What If You Actually Had Invested in the “Magnificent 7"?
That is, if you had gotten in at square one.
I am no different from you. When I am bored, my mind will wander into flights of fantasy – the great “What if?” scenarios we conjure that we always optimize with perfect time, location, and performance.
Investors are as susceptible to these flights of perfected fantasy as anyone. And why not? Most of us have read a compliment of articles whose titles titillate with either the verbatim wording or a similar riff on “Had You… or What If…” and then give you the particular scenario or the stock – with it all optimized, of course – and then proceed to regale you on how high the cotton you would be sitting atop today “Had You….”
And because I’m bored and my mind seeks a fantastical diversion, let’s imagine you are the most prescient investor of the day and you focused your prescience on the Magnificent 7 we all know and worship: Apple, Microsoft, Alphabet, Amazon, Nvidia, Tesla, and Meta Platforms.
Though Magnificent 7 is another contrived coinage of recent minting (actually, a hackneyed re-striking of an old minting), you could have assembled your Magnificent 7 portfolio in May 2012, the month and year Meta Platforms hit the public airways. And because you are the most prescient investor, you did just that. You allocated $10,000 (chump change to you, of course, but work with me) equally across the Magnificent 7 in May 2012. (Allocated with Meta Platforms absorbing the rounding error. After all, seven does not go easily into 100.) You then sat back and let the damn thing run.
Let’s delve into the obvious: How far has your Magnificent 7 portfolio outpaced its benchmarks – the NASDAQ 100 (with the Triple-Q ETF as the proxy) and the S&P 500 (with the SPY ETF as the proxy) over the past 12 years?
We know the Magnificent 7 are the largest constituent stocks of the NASDAQ 100 and the S&P 500, but jettisoning the stragglers and other flotsam sure goosed return. The Magnificent 7 portfolio’s terminal value is seven-and-a-half times larger than the NASDAQ 100’s terminal value and nearly 13 times the S&P 500’s terminal value.
Your portfolio has grown at a 41.5% CAGR compared to the 19.8% CAGR for the NASDAQ 100 and the 14.7% CAGR for the S&P 500.
Because we’re fantasizing, let’s assume you said, ”To hell with the Magnificent 7, I’m whittling it to the Supreme 1.” You have this strange vibe something big awaits this niche gaming-chip designer, so why let the other six hold you back? You go all in on Nvidia. Welcome to retirement, if you so wish.
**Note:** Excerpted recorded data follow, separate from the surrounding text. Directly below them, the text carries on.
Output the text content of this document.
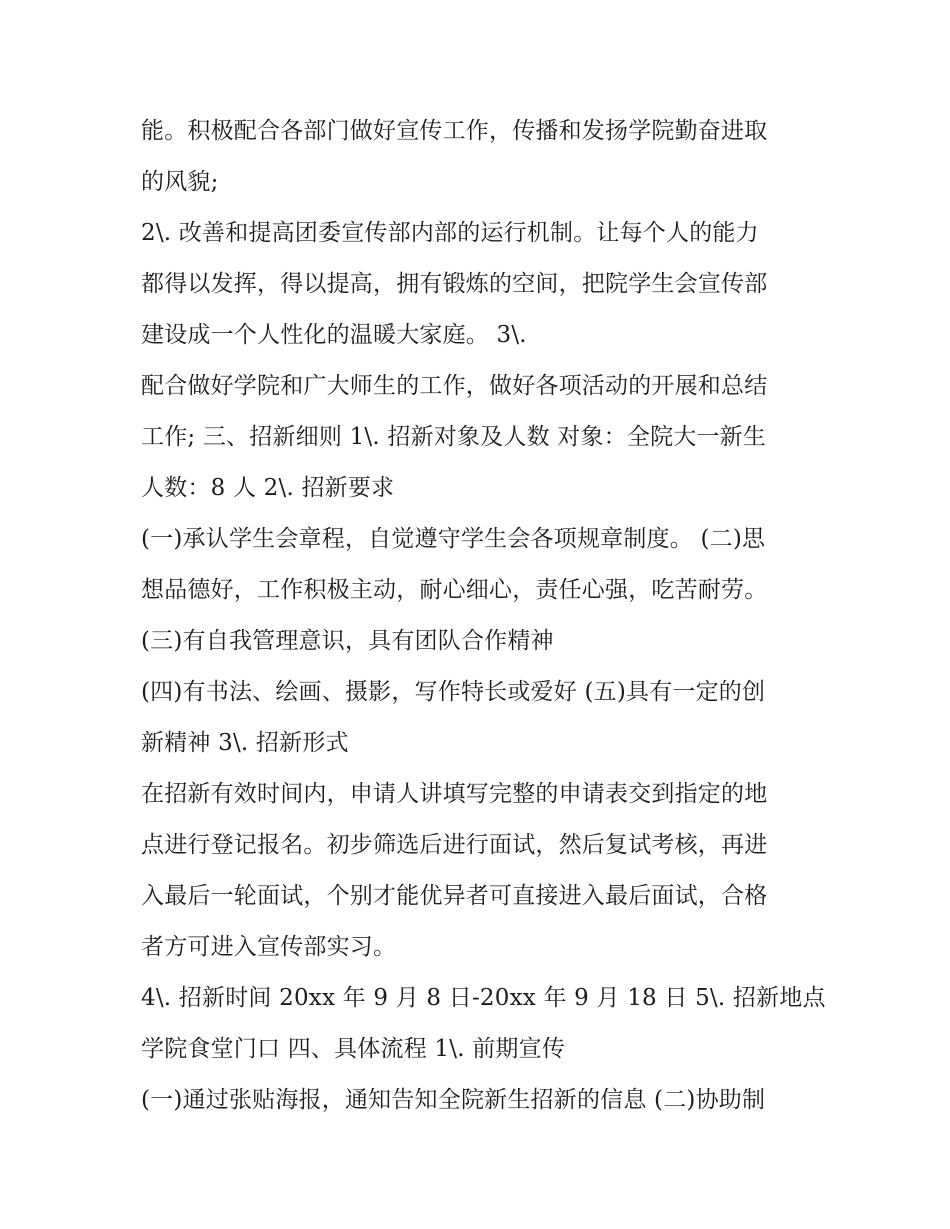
能。积极配合各部门做好宣传工作，传播和发扬学院勤奋进取
的风貌;
2\. 改善和提高团委宣传部内部的运行机制。让每个人的能力
都得以发挥，得以提高，拥有锻炼的空间，把院学生会宣传部
建设成一个人性化的温暖大家庭。 3\.
配合做好学院和广大师生的工作，做好各项活动的开展和总结
工作; 三、招新细则 1\. 招新对象及人数 对象：全院大一新生
人数：8 人 2\. 招新要求
(一)承认学生会章程，自觉遵守学生会各项规章制度。 (二)思
想品德好，工作积极主动，耐心细心，责任心强，吃苦耐劳。
(三)有自我管理意识，具有团队合作精神
(四)有书法、绘画、摄影，写作特长或爱好 (五)具有一定的创
新精神 3\. 招新形式
在招新有效时间内，申请人讲填写完整的申请表交到指定的地
点进行登记报名。初步筛选后进行面试，然后复试考核，再进
入最后一轮面试，个别才能优异者可直接进入最后面试，合格
者方可进入宣传部实习。
4\. 招新时间 20xx 年 9 月 8 日-20xx 年 9 月 18 日 5\. 招新地点
学院食堂门口 四、具体流程 1\. 前期宣传
(一)通过张贴海报，通知告知全院新生招新的信息 (二)协助制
Let’s ease our way back to reality. To own the Magnificent 7 stocks concurrently, even before they were so christened, resided within the realm of possibilities. You’ll find these stocks have resided among the top 10 in the more popular large-cap growth mutual funds for years.
Maximum drawdowns (peak-to-trough drops) infuse more reality. We’re all fortified with false bravado when markets are rising. We get lulled into a stupefying confidence and perceive risk as we perceive death, as some theoretical abstract that always afflicts the other person.
But market corrections and the accompanying drawdowns are real. Nvidia didn’t lose two-thirds of its value in 2022 due to panic buying. When we see everyone else heading for the exits, our nature implores us to join the queue. We’ll ask questions after we’ve exited the building.
We’ll continue our return to reality with a real-world (well, “realish-world”) actual stock portfolio – mine. I have a legacy portfolio of eight stocks – my Legacy 8 – I have owned for years. I would have never been so prescient to own a Magnificent 7 portfolio. I’m too much of a Luddite.
The portfolio comprises Exxon Mobil, Starbucks, CSX Corp., Paychex, Eaton, Ares Capital Corp., Qualcomm, and Oracle. I didn’t buy all eight as a group, but my initial investments in each are close to equivalent.
Let’s see how my portfolio stacks up to the Magnificent 7, assuming I went all in 2012. I’m sure we all know the answer, but let’s look anyway.
OK, so the Magnificent 7 is the equivalent of the Kenyan marathon runner who wraps it all up in two hours. My Legacy 8 is the equivalent of the 50-year-old weekend duffer shuffling across the finish line two-and-a-half hours after the Kenyan had received his congratulations and now sits in his Uber ride headed to the airport to catch the next flight to Nairobi.
That said, the Legacy 8 beat the S&P 500’s CAGR by 180 basis points over the past 12 years. It beat Berkshire Hathaway’s A-shares CAGR by 200 basis points (no kidding). A 16.5% CAGR is respectable for a portfolio composed of the antediluvian.
I suppose we’ve burnt enough time fantasizing about lottery tickets, so back to the real world we go building portfolios with stocks, ETFs, and mutual funds that offer us the potential to generate 10%-to-12% CAGR that enable us to endure real-world volatility and faith-shaking drawdowns.
DYR – Do Your Research. I have opinions, but I am not your personal investment advisor. Always remember the buck stops (and starts) with you. What works for me might not work for you.